Millionaire travel uninterrupted: TxDOT takeover of municipal airports

Link to article here.

Millionaire travel uninterrupted: Texas taxpayers to takeover municipal airports
By Terri Hall
Examiner.com
April 1, 2013

It sounds like something you’d hear on April Fool’s Day, but in Texas, Governor Rick Perry and his highway department are quite serious. The Texas Department of Transportation (TxDOT) just announced it plans to takeover operations of 13 municipal airports across the state that have lost federal funding due to cuts triggered by sequestration.

Perry asked TxDOT to temporarily pay for air traffic controllers, presumably, for public safety, but it’s no coincidence that the governor and his Transportation Commissioners jet set into and out of these small airports for state business, though commercial air travel is much more cost effective for taxpayers. It appears this airport stopgap will directly benefit the governor and his highway commissioners. Perry also uses these airports for campaign travel, especially when he ran for president in 2012.

Is this really an ‘emergency’?
The primary clientele at municipal airports are corporate jets. So between the state travel and corporate millionaires, few Texans will see this as a legitimate ‘emergency’ that warrants millions in state taxpayer dollars.

Taking over airport operations expands TxDOT’s role in aviation. Up until now, the department’s aviation division simply built runways and taxiways for these municipal airports. Now it’s venturing into actual operations of the airports at a time when TxDOT’s budget is cash-strapped and will run out of money to build and maintain Texas highways beyond next year. To add salt to the wound, Perry drained $2.6 million in state gas taxes for his presidential campaign travel in order to pay for his security detail.

Certainly the 25 million Texans that depend on state highways for daily living would put a higher priority on building and maintaining our roads than it would on bailing out the federal government’s responsibility to pay air traffic controllers who staff these small airports and to keep what amounts to corporate airports that also accommodate government jet-setting open.

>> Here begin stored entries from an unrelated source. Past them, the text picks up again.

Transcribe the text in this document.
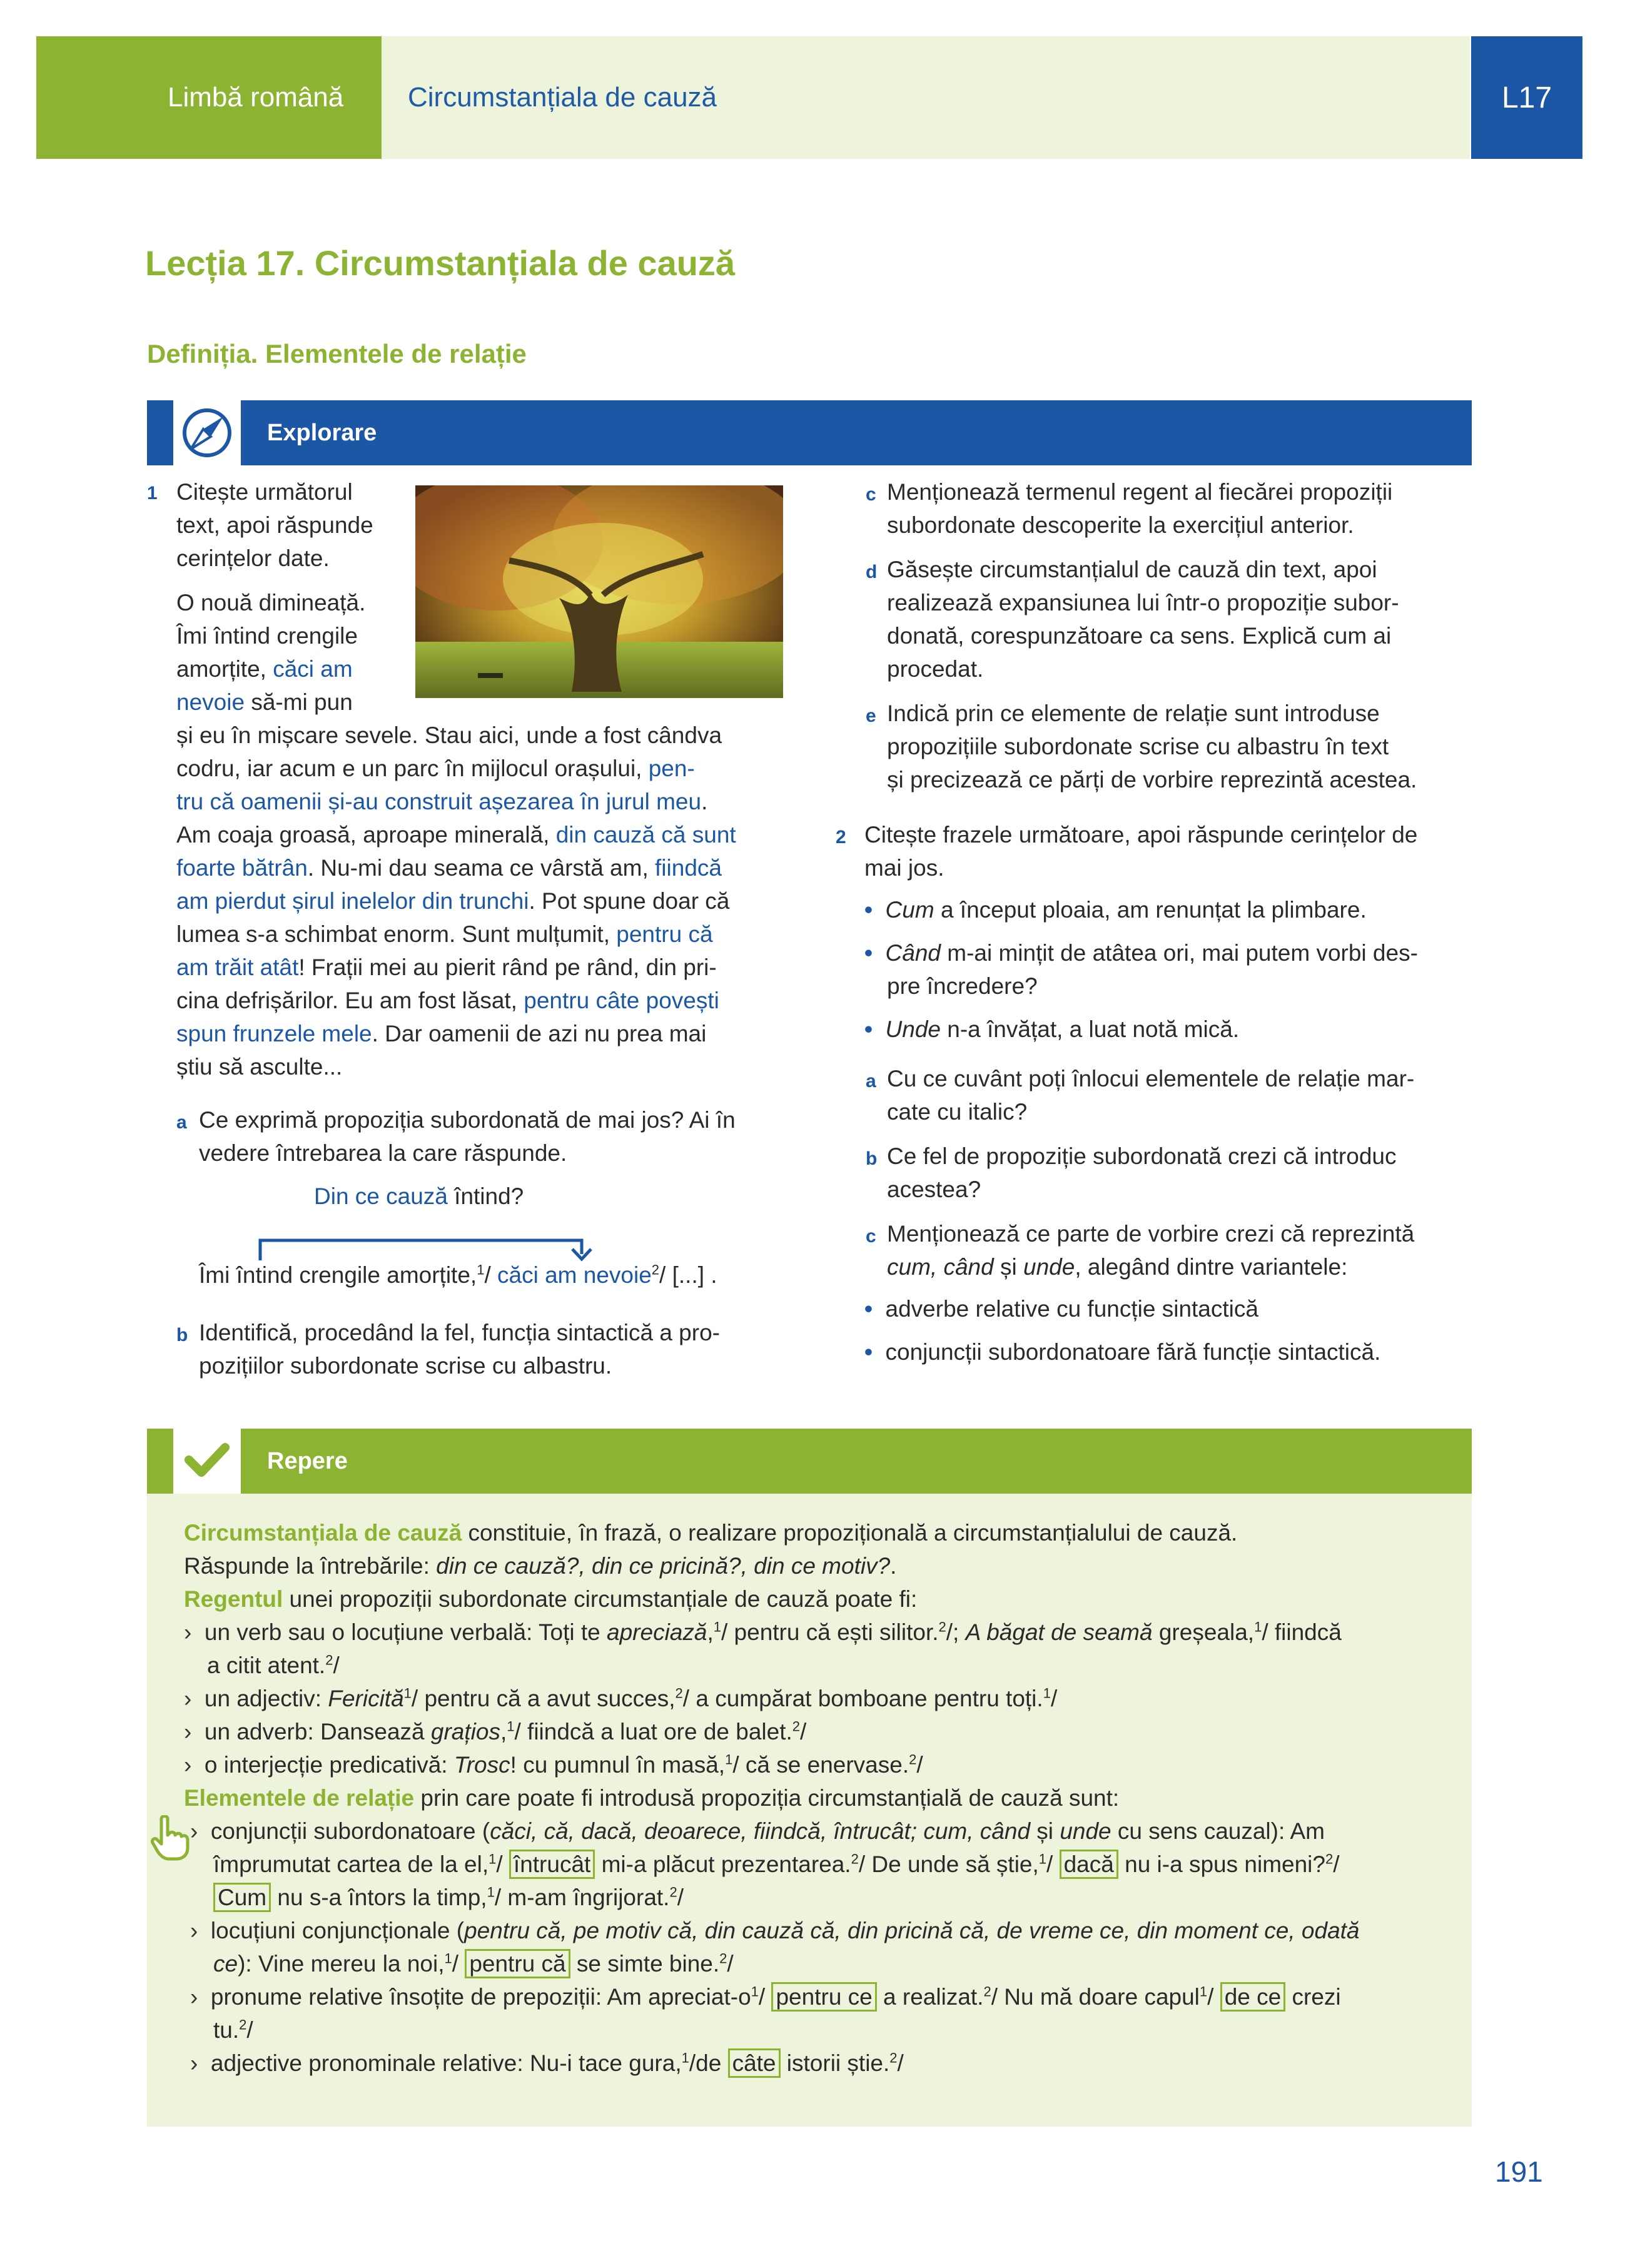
Limbă română	Circumstanțiala de cauză	L17
Lecția 17. Circumstanțiala de cauză
Definiția. Elementele de relație
Explorare
1 Citește următorul

text, apoi răspunde

cerințelor date.

O nouă dimineață.

Îmi întind crengile

amorțite, căci am

nevoie să-mi pun

și eu în mișcare sevele. Stau aici, unde a fost cândva

codru, iar acum e un parc în mijlocul orașului, pen-

tru că oamenii și-au construit așezarea în jurul meu.

Am coaja groasă, aproape minerală, din cauză că sunt

foarte bătrân. Nu-mi dau seama ce vârstă am, fiindcă

am pierdut șirul inelelor din trunchi. Pot spune doar că

lumea s-a schimbat enorm. Sunt mulțumit, pentru că

am trăit atât! Frații mei au pierit rând pe rând, din pri-

cina defrișărilor. Eu am fost lăsat, pentru câte povești

spun frunzele mele. Dar oamenii de azi nu prea mai

știu să asculte...

a Ce exprimă propoziția subordonată de mai jos? Ai în

vedere întrebarea la care răspunde.

Din ce cauză întind?
Îmi întind crengile amorțite,$^1$/ căci am nevoie$^2$/ [...] .
b Identifică, procedând la fel, funcția sintactică a pro-

pozițiilor subordonate scrise cu albastru.

c Menționează termenul regent al fiecărei propoziții

subordonate descoperite la exercițiul anterior.

d Găsește circumstanțialul de cauză din text, apoi

realizează expansiunea lui într-o propoziție subor-

donată, corespunzătoare ca sens. Explică cum ai

procedat.

e Indică prin ce elemente de relație sunt introduse

propozițiile subordonate scrise cu albastru în text

și precizează ce părți de vorbire reprezintă acestea.

2 Citește frazele următoare, apoi răspunde cerințelor de

mai jos.

• Cum a început ploaia, am renunțat la plimbare.

• Când m-ai mințit de atâtea ori, mai putem vorbi des-

pre încredere?

• Unde n-a învățat, a luat notă mică.

a Cu ce cuvânt poți înlocui elementele de relație mar-

cate cu italic?

b Ce fel de propoziție subordonată crezi că introduc

acestea?

c Menționează ce parte de vorbire crezi că reprezintă

cum, când și unde, alegând dintre variantele:

• adverbe relative cu funcție sintactică

• conjuncții subordonatoare fără funcție sintactică.

Repere
Circumstanțiala de cauză constituie, în frază, o realizare propozițională a circumstanțialului de cauză.
Răspunde la întrebările: din ce cauză?, din ce pricină?, din ce motiv?.
Regentul unei propoziții subordonate circumstanțiale de cauză poate fi:
› un verb sau o locuțiune verbală: Toți te apreciază,$^1$/ pentru că ești silitor.$^2$/; A băgat de seamă greșeala,$^1$/ fiindcă
a citit atent.$^2$/
› un adjectiv: Fericită$^1$/ pentru că a avut succes,$^2$/ a cumpărat bomboane pentru toți.$^1$/
› un adverb: Dansează grațios,$^1$/ fiindcă a luat ore de balet.$^2$/
› o interjecție predicativă: Trosc! cu pumnul în masă,$^1$/ că se enervase.$^2$/
Elementele de relație prin care poate fi introdusă propoziția circumstanțială de cauză sunt:
› conjuncții subordonatoare (căci, că, dacă, deoarece, fiindcă, întrucât; cum, când și unde cu sens cauzal): Am
împrumutat cartea de la el,$^1$/ întrucât mi-a plăcut prezentarea.$^2$/ De unde să știe,$^1$/ dacă nu i-a spus nimeni?$^2$/
Cum nu s-a întors la timp,$^1$/ m-am îngrijorat.$^2$/
› locuțiuni conjuncționale (pentru că, pe motiv că, din cauză că, din pricină că, de vreme ce, din moment ce, odată
ce): Vine mereu la noi,$^1$/ pentru că se simte bine.$^2$/
› pronume relative însoțite de prepoziții: Am apreciat-$o^1/$ pentru ce a realizat.$^2$/ Nu mă doare capul$^1$/ de ce crezi
tu.$^2$/
› adjective pronominale relative: Nu-i tace gura,$^1$/de câte istorii știe.$^2$/
191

The Transportation Commission will hold an emergency special meeting April 4 to approve expending funds to maintain the air traffic control operations at these 13 airports. The Commission will re-evaluate the program after 90 days. TxDOT Executive Director Phil Wilson says he hopes the federal government will resolve the operational funding of these airports by then.
Considering gas taxes are the primary source of funding for TxDOT, this is yet another diversions of road taxes for non-road purposes, an abuse that's stirred up the grassroots for decades. So once again it's taxpayers who are being played the fool on this April Fool's Day.